Businesses rely on data when pricing their products. Cost of labor and material, seasonality and consumer demographic information all have a part to play. And this pricing puzzle becomes even more complicated when the products are limited in supply and have different customizations to choose from—for example, economy, business or first-class plane tickets.
Accurately pricing such products is no easy task, and mispricing runs the risk of businesses losing a lot of revenue over a single selling period.
While most businesses can use sales data from previous years to predict trends, some industries have a harder time determining product demand from year to year.
Take online retailers in the fashion industry. Retailers, like Rue La La, buy and sell brand-new, limited-supply clothing items released by fashion designers each season. While the retailers might know that fashionistas start browsing winter coats as early as August, they don’t know which designer’s coat is going to be the most popular that fashion season. And since demand for each designer’s product may differ from year to year, they can’t rely on past data to accurately adjust prices over the selling season.

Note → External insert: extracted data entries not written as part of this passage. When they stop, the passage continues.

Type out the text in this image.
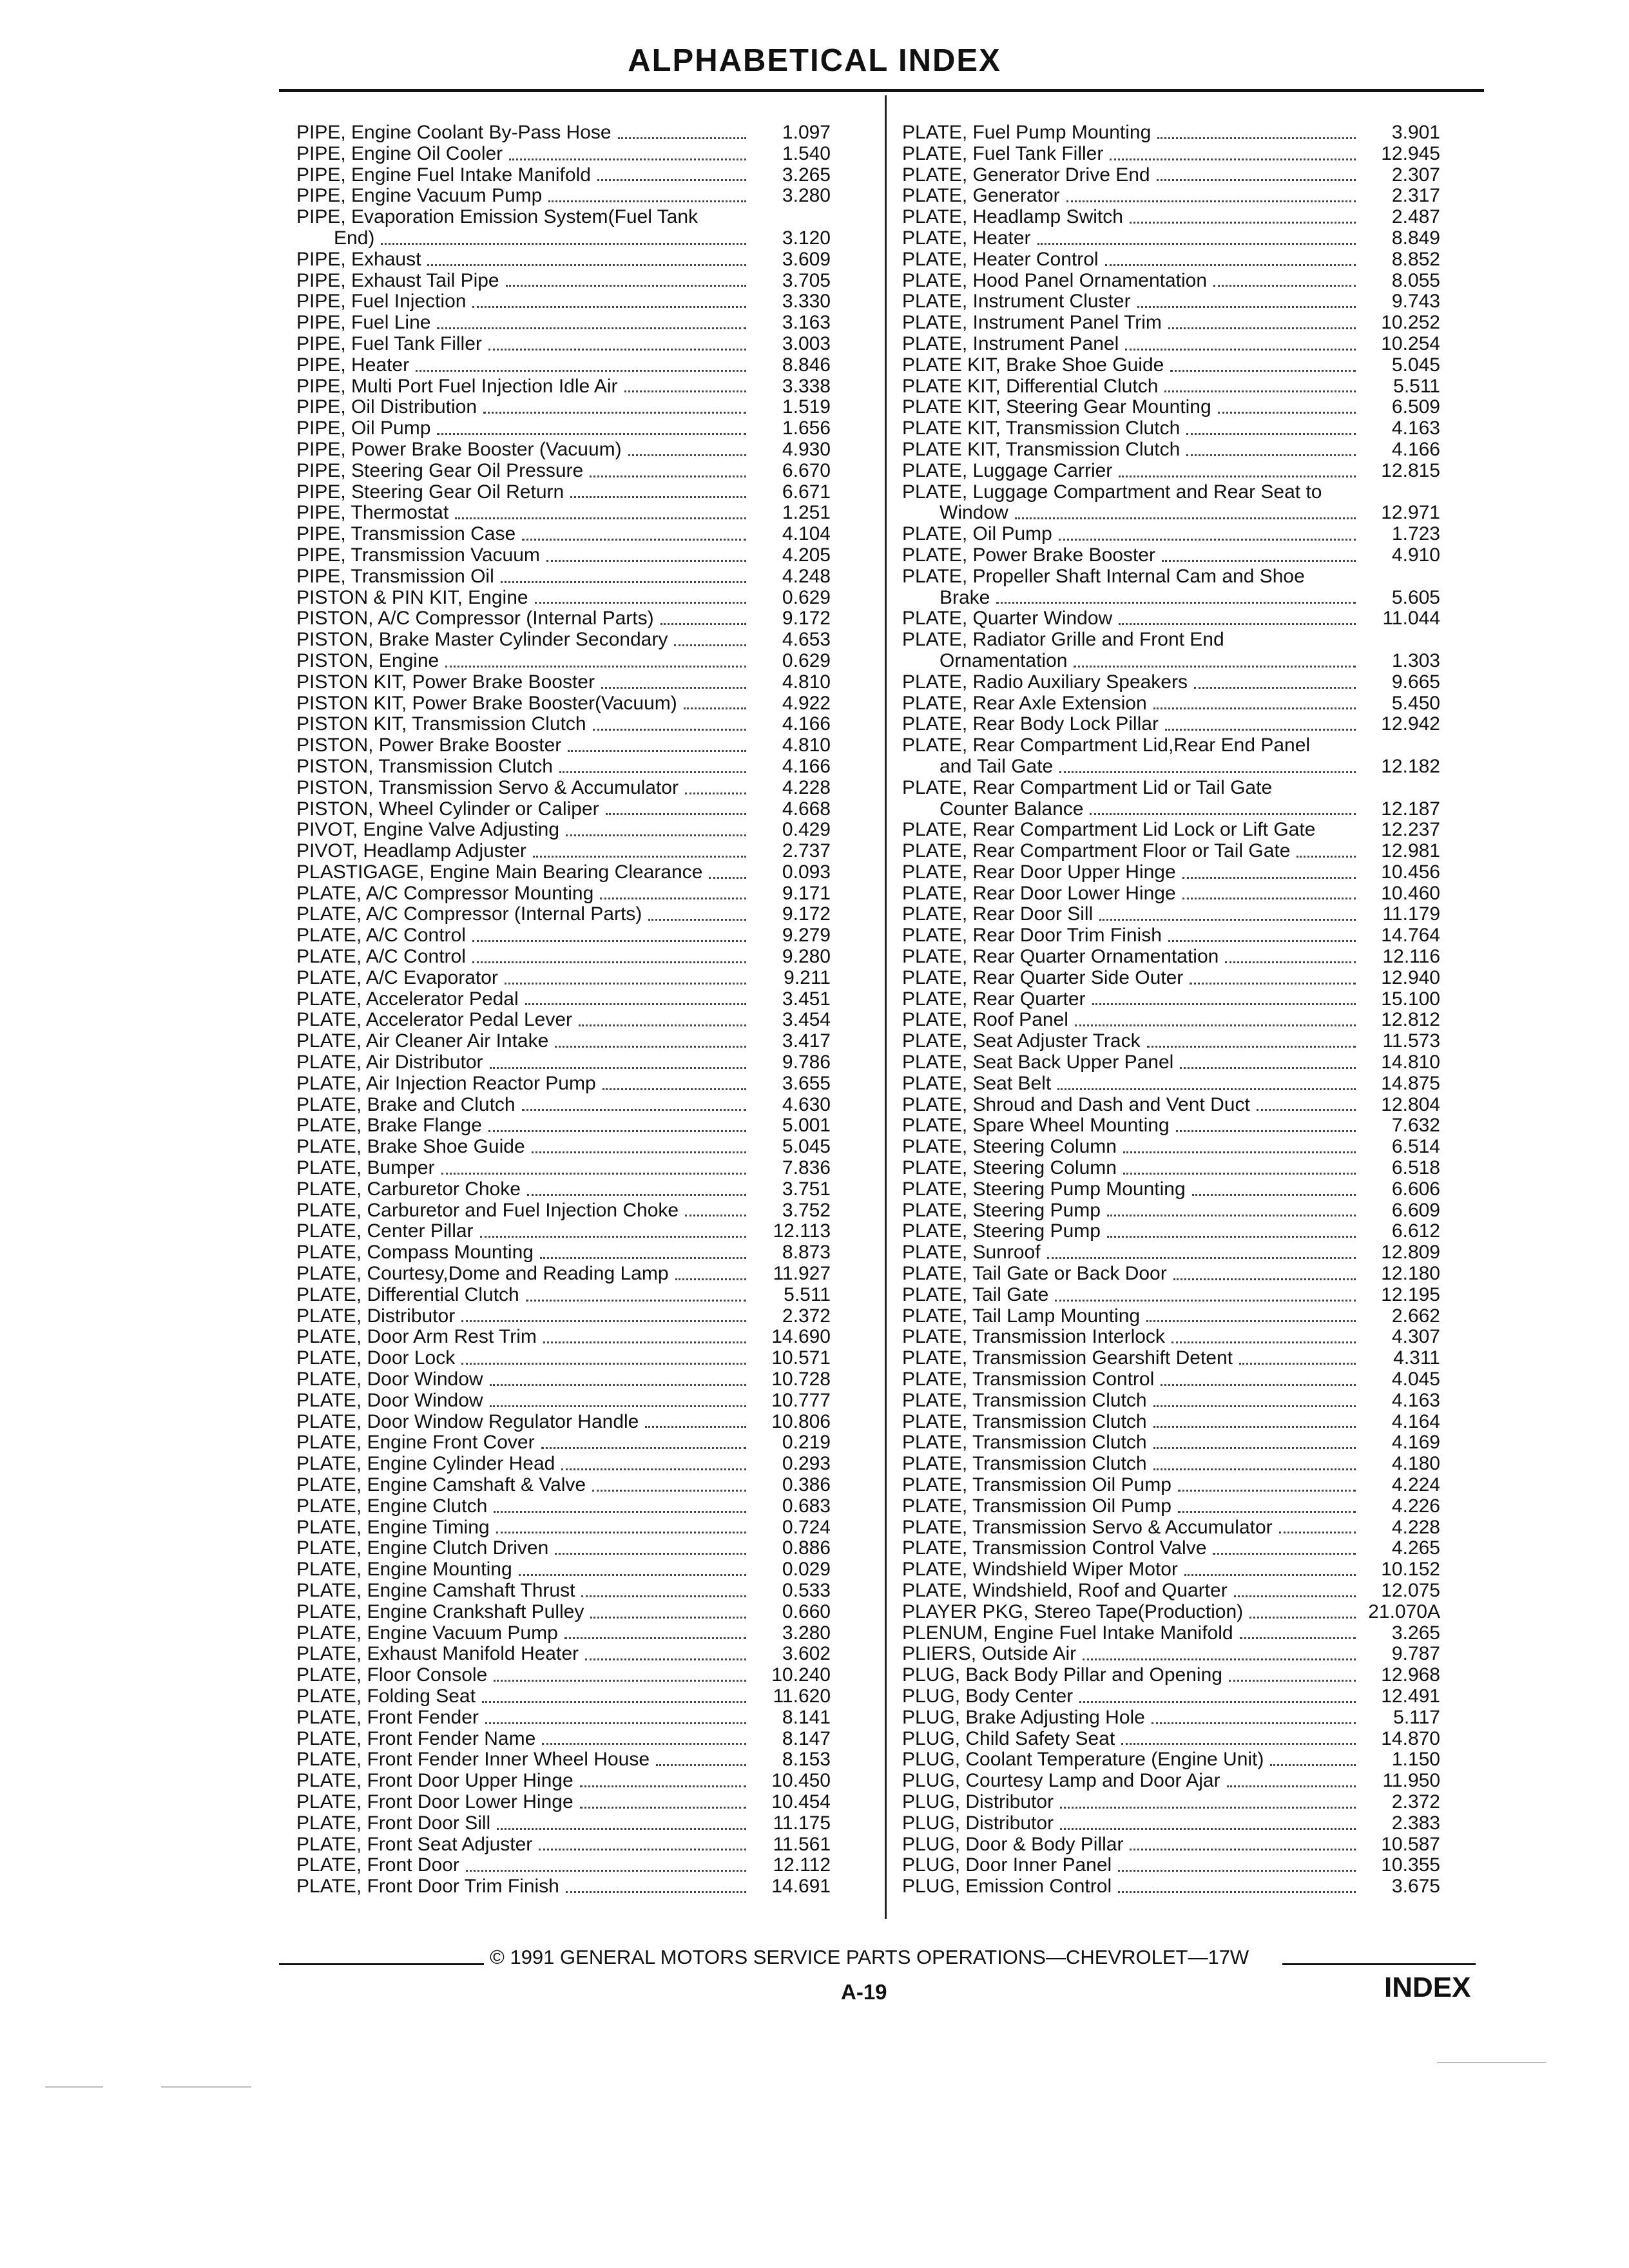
ALPHABETICAL INDEX
PIPE, Engine Coolant By-Pass Hose	1.097
PIPE, Engine Oil Cooler	1.540
PIPE, Engine Fuel Intake Manifold	3.265
PIPE, Engine Vacuum Pump	3.280
PIPE, Evaporation Emission System(Fuel Tank
End)	3.120
PIPE, Exhaust	3.609
PIPE, Exhaust Tail Pipe	3.705
PIPE, Fuel Injection	3.330
PIPE, Fuel Line	3.163
PIPE, Fuel Tank Filler	3.003
PIPE, Heater	8.846
PIPE, Multi Port Fuel Injection Idle Air	3.338
PIPE, Oil Distribution	1.519
PIPE, Oil Pump	1.656
PIPE, Power Brake Booster (Vacuum)	4.930
PIPE, Steering Gear Oil Pressure	6.670
PIPE, Steering Gear Oil Return	6.671
PIPE, Thermostat	1.251
PIPE, Transmission Case	4.104
PIPE, Transmission Vacuum	4.205
PIPE, Transmission Oil	4.248
PISTON & PIN KIT, Engine	0.629
PISTON, A/C Compressor (Internal Parts)	9.172
PISTON, Brake Master Cylinder Secondary	4.653
PISTON, Engine	0.629
PISTON KIT, Power Brake Booster	4.810
PISTON KIT, Power Brake Booster(Vacuum)	4.922
PISTON KIT, Transmission Clutch	4.166
PISTON, Power Brake Booster	4.810
PISTON, Transmission Clutch	4.166
PISTON, Transmission Servo & Accumulator	4.228
PISTON, Wheel Cylinder or Caliper	4.668
PIVOT, Engine Valve Adjusting	0.429
PIVOT, Headlamp Adjuster	2.737
PLASTIGAGE, Engine Main Bearing Clearance	0.093
PLATE, A/C Compressor Mounting	9.171
PLATE, A/C Compressor (Internal Parts)	9.172
PLATE, A/C Control	9.279
PLATE, A/C Control	9.280
PLATE, A/C Evaporator	9.211
PLATE, Accelerator Pedal	3.451
PLATE, Accelerator Pedal Lever	3.454
PLATE, Air Cleaner Air Intake	3.417
PLATE, Air Distributor	9.786
PLATE, Air Injection Reactor Pump	3.655
PLATE, Brake and Clutch	4.630
PLATE, Brake Flange	5.001
PLATE, Brake Shoe Guide	5.045
PLATE, Bumper	7.836
PLATE, Carburetor Choke	3.751
PLATE, Carburetor and Fuel Injection Choke	3.752
PLATE, Center Pillar	12.113
PLATE, Compass Mounting	8.873
PLATE, Courtesy,Dome and Reading Lamp	11.927
PLATE, Differential Clutch	5.511
PLATE, Distributor	2.372
PLATE, Door Arm Rest Trim	14.690
PLATE, Door Lock	10.571
PLATE, Door Window	10.728
PLATE, Door Window	10.777
PLATE, Door Window Regulator Handle	10.806
PLATE, Engine Front Cover	0.219
PLATE, Engine Cylinder Head	0.293
PLATE, Engine Camshaft & Valve	0.386
PLATE, Engine Clutch	0.683
PLATE, Engine Timing	0.724
PLATE, Engine Clutch Driven	0.886
PLATE, Engine Mounting	0.029
PLATE, Engine Camshaft Thrust	0.533
PLATE, Engine Crankshaft Pulley	0.660
PLATE, Engine Vacuum Pump	3.280
PLATE, Exhaust Manifold Heater	3.602
PLATE, Floor Console	10.240
PLATE, Folding Seat	11.620
PLATE, Front Fender	8.141
PLATE, Front Fender Name	8.147
PLATE, Front Fender Inner Wheel House	8.153
PLATE, Front Door Upper Hinge	10.450
PLATE, Front Door Lower Hinge	10.454
PLATE, Front Door Sill	11.175
PLATE, Front Seat Adjuster	11.561
PLATE, Front Door	12.112
PLATE, Front Door Trim Finish	14.691
PLATE, Fuel Pump Mounting	3.901
PLATE, Fuel Tank Filler	12.945
PLATE, Generator Drive End	2.307
PLATE, Generator	2.317
PLATE, Headlamp Switch	2.487
PLATE, Heater	8.849
PLATE, Heater Control	8.852
PLATE, Hood Panel Ornamentation	8.055
PLATE, Instrument Cluster	9.743
PLATE, Instrument Panel Trim	10.252
PLATE, Instrument Panel	10.254
PLATE KIT, Brake Shoe Guide	5.045
PLATE KIT, Differential Clutch	5.511
PLATE KIT, Steering Gear Mounting	6.509
PLATE KIT, Transmission Clutch	4.163
PLATE KIT, Transmission Clutch	4.166
PLATE, Luggage Carrier	12.815
PLATE, Luggage Compartment and Rear Seat to
Window	12.971
PLATE, Oil Pump	1.723
PLATE, Power Brake Booster	4.910
PLATE, Propeller Shaft Internal Cam and Shoe
Brake	5.605
PLATE, Quarter Window	11.044
PLATE, Radiator Grille and Front End
Ornamentation	1.303
PLATE, Radio Auxiliary Speakers	9.665
PLATE, Rear Axle Extension	5.450
PLATE, Rear Body Lock Pillar	12.942
PLATE, Rear Compartment Lid,Rear End Panel
and Tail Gate	12.182
PLATE, Rear Compartment Lid or Tail Gate
Counter Balance	12.187
PLATE, Rear Compartment Lid Lock or Lift Gate	12.237
PLATE, Rear Compartment Floor or Tail Gate	12.981
PLATE, Rear Door Upper Hinge	10.456
PLATE, Rear Door Lower Hinge	10.460
PLATE, Rear Door Sill	11.179
PLATE, Rear Door Trim Finish	14.764
PLATE, Rear Quarter Ornamentation	12.116
PLATE, Rear Quarter Side Outer	12.940
PLATE, Rear Quarter	15.100
PLATE, Roof Panel	12.812
PLATE, Seat Adjuster Track	11.573
PLATE, Seat Back Upper Panel	14.810
PLATE, Seat Belt	14.875
PLATE, Shroud and Dash and Vent Duct	12.804
PLATE, Spare Wheel Mounting	7.632
PLATE, Steering Column	6.514
PLATE, Steering Column	6.518
PLATE, Steering Pump Mounting	6.606
PLATE, Steering Pump	6.609
PLATE, Steering Pump	6.612
PLATE, Sunroof	12.809
PLATE, Tail Gate or Back Door	12.180
PLATE, Tail Gate	12.195
PLATE, Tail Lamp Mounting	2.662
PLATE, Transmission Interlock	4.307
PLATE, Transmission Gearshift Detent	4.311
PLATE, Transmission Control	4.045
PLATE, Transmission Clutch	4.163
PLATE, Transmission Clutch	4.164
PLATE, Transmission Clutch	4.169
PLATE, Transmission Clutch	4.180
PLATE, Transmission Oil Pump	4.224
PLATE, Transmission Oil Pump	4.226
PLATE, Transmission Servo & Accumulator	4.228
PLATE, Transmission Control Valve	4.265
PLATE, Windshield Wiper Motor	10.152
PLATE, Windshield, Roof and Quarter	12.075
PLAYER PKG, Stereo Tape(Production)	21.070A
PLENUM, Engine Fuel Intake Manifold	3.265
PLIERS, Outside Air	9.787
PLUG, Back Body Pillar and Opening	12.968
PLUG, Body Center	12.491
PLUG, Brake Adjusting Hole	5.117
PLUG, Child Safety Seat	14.870
PLUG, Coolant Temperature (Engine Unit)	1.150
PLUG, Courtesy Lamp and Door Ajar	11.950
PLUG, Distributor	2.372
PLUG, Distributor	2.383
PLUG, Door & Body Pillar	10.587
PLUG, Door Inner Panel	10.355
PLUG, Emission Control	3.675
© 1991 GENERAL MOTORS SERVICE PARTS OPERATIONS—CHEVROLET—17W
A-19	INDEX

Yiwei Chen, assistant professor of statistics, operations and data science at the Fox School, says his research can help businesses optimize their pricing decisions for these customizable products in limited supply.
“Customers are quite different across many dimensions, but supply for these products is always going to be a limited resource,” says Chen. “That’s the common feature for all these different industries—for the leisure industry, the sports industry and even retail. I thought about whether there could be some challenging issues behind these commonalities, and that’s what motivated my research on revenue management.”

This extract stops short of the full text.